40. A collection of newspaper and periodical verse, 1886-1910, edited by Wallace and Frances Rice. Chicago, 1911. See p. 322.

41. A newspaper clipping of this piece, having as title Jack the Evangelist, is pasted in a scrap-book of newspaper verse made between 1885 and 1900 by N. K. Griggs of Lincoln. Mr. Griggs was the author of Lyrics of the Lariat, Hell's Canyon, and later unpublished verse, and it is possible that he composed Silver Jack. His wife and his daughter, Mrs. H. B. Alexander, recall his frequent recitation of it, but hesitate to pronounce it his, since the newspaper verses in the scrap-book are unsigned. Silver Jack has been found in Iowa, according to E. F. Piper of Iowa City, as well as in Michigan and Texas. He says that he has heard it attributed to the late John Percival Jones, United States Senator from Nevada. To Professor Piper is owed the identification of The Ride of Billy Venero with Eben E. Rexford's poem.

42 The songs of a new community usually enter by way of immigration. See, as a random example, Jamaican Song and Story, collected and edited by Walter Jekyl. Appendices, Traces of African Melody in Jamaica, C. S. Myers, English Airs and Motifs in Jamaica, Lucy E. Broadwood, London, 1907. The testimony of Mr. Myers (p. 284) is that: "The majority of Jamaican songs are of European origin. The negroes have learned them from hearing sailor's chanties, or they have adapted hymn tunes." And Miss Broadwood (p. 285) writes to the same effect. "By far the greater part of the Jamaican tunes and song-words seem to be reminiscences or imitations of European sailor's chanties of the modern class; or of trivial British nursery jingles, adopted as all such jingles become adopted."
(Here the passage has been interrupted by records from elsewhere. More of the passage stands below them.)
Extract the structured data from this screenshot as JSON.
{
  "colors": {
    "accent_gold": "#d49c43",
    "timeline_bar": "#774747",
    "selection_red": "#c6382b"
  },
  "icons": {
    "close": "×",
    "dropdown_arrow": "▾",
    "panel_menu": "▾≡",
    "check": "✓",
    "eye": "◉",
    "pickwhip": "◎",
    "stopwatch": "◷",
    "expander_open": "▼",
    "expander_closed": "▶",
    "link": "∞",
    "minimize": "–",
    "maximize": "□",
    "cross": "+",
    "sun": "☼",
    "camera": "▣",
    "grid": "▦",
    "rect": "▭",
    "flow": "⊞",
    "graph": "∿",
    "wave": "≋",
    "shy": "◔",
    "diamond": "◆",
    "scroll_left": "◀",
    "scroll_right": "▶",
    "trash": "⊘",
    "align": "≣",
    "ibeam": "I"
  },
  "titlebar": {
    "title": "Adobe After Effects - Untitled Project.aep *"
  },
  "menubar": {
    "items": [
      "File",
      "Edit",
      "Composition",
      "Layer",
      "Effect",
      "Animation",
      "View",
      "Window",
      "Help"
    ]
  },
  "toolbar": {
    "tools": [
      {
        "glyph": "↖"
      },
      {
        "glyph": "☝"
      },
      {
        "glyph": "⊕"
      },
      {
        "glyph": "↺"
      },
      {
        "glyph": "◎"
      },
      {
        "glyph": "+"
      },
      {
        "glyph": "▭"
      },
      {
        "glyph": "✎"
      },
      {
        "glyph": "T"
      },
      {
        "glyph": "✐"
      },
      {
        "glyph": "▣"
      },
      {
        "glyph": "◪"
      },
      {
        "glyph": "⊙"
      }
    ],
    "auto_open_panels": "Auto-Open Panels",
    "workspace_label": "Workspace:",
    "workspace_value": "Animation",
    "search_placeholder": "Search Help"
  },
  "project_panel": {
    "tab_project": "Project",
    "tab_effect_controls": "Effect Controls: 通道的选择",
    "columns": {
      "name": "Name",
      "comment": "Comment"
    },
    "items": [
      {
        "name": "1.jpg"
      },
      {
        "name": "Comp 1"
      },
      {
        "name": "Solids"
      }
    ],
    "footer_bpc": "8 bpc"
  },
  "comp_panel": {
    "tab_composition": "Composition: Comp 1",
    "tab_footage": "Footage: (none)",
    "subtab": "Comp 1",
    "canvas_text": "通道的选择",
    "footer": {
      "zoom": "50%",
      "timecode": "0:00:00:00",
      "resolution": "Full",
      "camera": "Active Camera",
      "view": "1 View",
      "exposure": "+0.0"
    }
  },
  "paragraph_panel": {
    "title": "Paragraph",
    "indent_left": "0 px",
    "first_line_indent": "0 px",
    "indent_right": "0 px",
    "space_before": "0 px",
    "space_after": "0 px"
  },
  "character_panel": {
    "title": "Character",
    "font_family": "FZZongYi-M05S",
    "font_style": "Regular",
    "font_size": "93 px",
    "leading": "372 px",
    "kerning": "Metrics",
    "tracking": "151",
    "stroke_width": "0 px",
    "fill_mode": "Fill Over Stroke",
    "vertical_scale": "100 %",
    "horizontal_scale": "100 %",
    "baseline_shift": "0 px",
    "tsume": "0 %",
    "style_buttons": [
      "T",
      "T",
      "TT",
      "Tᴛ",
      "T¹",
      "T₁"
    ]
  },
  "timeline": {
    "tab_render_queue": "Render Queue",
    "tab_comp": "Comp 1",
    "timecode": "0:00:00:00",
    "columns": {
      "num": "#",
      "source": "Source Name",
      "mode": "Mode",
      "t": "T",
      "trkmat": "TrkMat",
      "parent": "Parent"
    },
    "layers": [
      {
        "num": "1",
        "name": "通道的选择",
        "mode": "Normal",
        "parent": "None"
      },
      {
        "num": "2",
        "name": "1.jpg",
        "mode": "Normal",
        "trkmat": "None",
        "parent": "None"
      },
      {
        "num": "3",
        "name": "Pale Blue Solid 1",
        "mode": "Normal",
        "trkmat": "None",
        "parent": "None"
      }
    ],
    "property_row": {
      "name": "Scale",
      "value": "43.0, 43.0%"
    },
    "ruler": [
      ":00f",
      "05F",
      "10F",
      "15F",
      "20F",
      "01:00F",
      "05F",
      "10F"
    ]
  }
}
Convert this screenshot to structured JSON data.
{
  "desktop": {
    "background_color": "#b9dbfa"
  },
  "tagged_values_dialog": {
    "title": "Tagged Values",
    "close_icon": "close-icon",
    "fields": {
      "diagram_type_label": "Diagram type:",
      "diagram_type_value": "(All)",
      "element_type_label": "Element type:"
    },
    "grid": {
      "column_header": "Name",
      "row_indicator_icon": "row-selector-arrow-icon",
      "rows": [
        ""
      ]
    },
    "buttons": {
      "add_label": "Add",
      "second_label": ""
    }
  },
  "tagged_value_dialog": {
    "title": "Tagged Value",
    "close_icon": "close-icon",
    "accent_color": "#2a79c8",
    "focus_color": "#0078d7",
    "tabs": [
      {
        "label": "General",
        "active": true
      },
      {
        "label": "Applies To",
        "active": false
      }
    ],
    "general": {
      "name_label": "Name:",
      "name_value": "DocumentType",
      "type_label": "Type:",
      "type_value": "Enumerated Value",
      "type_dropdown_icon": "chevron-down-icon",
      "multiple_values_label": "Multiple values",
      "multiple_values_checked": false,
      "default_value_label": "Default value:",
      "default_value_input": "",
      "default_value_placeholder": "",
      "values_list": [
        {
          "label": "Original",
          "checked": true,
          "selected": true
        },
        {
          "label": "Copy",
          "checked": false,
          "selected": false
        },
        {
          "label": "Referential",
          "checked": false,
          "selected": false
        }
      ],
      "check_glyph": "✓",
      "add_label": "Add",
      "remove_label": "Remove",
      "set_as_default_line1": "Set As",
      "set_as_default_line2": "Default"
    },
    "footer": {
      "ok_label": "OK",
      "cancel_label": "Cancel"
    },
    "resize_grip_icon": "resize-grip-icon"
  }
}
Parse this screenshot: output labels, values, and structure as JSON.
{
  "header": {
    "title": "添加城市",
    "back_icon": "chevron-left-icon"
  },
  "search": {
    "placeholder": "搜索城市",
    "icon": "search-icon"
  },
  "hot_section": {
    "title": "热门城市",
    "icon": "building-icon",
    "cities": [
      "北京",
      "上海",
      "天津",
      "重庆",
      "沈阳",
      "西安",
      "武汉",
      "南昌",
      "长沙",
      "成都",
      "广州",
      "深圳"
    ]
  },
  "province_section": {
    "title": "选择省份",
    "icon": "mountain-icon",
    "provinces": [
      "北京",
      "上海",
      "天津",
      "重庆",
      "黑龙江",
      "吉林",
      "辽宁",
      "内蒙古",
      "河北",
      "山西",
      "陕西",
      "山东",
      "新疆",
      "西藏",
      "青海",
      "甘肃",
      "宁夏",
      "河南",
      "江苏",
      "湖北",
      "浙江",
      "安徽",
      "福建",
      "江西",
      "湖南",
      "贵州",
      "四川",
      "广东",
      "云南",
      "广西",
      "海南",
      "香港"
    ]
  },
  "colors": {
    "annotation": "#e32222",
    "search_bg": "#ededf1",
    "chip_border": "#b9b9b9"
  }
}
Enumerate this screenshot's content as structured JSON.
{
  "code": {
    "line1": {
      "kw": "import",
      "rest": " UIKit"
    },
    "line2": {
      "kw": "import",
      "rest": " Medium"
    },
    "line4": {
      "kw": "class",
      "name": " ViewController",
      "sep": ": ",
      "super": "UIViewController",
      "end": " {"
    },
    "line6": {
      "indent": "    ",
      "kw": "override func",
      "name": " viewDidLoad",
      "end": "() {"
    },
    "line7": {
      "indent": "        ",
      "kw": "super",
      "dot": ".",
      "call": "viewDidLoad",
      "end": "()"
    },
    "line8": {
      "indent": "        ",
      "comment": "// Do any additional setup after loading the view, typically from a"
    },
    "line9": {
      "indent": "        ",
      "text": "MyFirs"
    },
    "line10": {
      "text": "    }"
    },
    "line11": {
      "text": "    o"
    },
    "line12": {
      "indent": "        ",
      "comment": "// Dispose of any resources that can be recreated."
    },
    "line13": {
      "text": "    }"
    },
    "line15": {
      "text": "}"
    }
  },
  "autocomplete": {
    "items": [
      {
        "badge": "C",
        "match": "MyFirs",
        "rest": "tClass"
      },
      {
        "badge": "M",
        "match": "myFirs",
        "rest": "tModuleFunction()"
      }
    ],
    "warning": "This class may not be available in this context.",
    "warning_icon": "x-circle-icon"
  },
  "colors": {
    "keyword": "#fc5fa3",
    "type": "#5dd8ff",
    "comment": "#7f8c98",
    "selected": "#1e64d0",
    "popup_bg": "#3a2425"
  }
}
43. C. S. Baldwin, English Mediaeval Literature (1914), p. 243. And so Professor Kittredge in his introduction to the Cambridge English and Scottish Popular Ballads (1904): "Ballad-making, so far as English-speaking nations are concerned, is a lost art; and the same may be said of ballad-singing." In 1915 he wrote (C. Alphonso Smith, "Ballads Surviving in the United States," The Musical Quarterly, January, 1916) that if he were again summing up the facts he would modify his statement that ballad-singing is a lost art, either in Great Britain or in the United States, evidence for its survival having come in in the last decade; but the statement that ballad-making is a lost art he did not modify.

44 The Cambridge History of English Literature, vol. H, xvii, p. 448; Old English Popular Ballads, p. xxvii; The Popular Ballad, pp. 16, 337, etc.